His concern is too little, too late for Christina’s mother.
“No one cares about my daughter. She was poor, she was disabled. She was not going to set the world on fire. But she was my world,” said Sankey, who lives with her younger daughter, Eliza – also mentally disabled – in Point Breeze. Sankey is by turns fiery and weepy, twisting tissues in her hands as she talks about the daughter she describes as “the most loving child. She would hug you all the time. When she was sick, she would let you know by laying on top of you.”
Christina enjoyed watching old Westerns like “How the West Was Won” and reruns of “Gunsmoke” . . . she loved their old-timey sound tracks. She knew it was lunchtime when the “Judge Mathis” TV show ended. She craved morning coffee and cheese curls. And she was a proud graduate of Furness High School’s special-ed program.
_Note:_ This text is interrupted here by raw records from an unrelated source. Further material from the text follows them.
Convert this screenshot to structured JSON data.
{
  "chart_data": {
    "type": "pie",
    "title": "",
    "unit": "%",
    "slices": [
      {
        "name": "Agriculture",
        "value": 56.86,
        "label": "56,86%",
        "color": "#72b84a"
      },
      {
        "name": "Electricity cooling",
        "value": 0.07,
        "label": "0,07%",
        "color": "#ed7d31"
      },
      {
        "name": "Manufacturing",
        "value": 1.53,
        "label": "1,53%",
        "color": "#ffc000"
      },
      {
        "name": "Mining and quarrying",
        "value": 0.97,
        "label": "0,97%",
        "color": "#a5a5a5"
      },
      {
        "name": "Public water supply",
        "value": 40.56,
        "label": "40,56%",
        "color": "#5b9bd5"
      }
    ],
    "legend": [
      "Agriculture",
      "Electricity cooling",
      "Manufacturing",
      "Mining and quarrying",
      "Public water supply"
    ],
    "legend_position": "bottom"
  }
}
“My hope was that she would learn to print her own name, but she would forget the letters as soon as she wrote them,” Sankey says.
She takes a breath and stares at the red-and-white urn that holds her daughter’s ashes. She says that she talks to the urn every night and apologizes for what happened.
She would talk to Christina’s photos, too, except she gave the best ones to people from Casmir Care when Christina went missing, so they could show them to Macy’s shoppers in hopes of finding her.
On Sankey’s behalf, I drove to Casmir Care, on Parkside Avenue near 49th Street, to retrieve the photos for her. A receptionist referred me, instead, to the agency’s lawyer.
Sankey deserves a more caring response than that. And so does her daughter.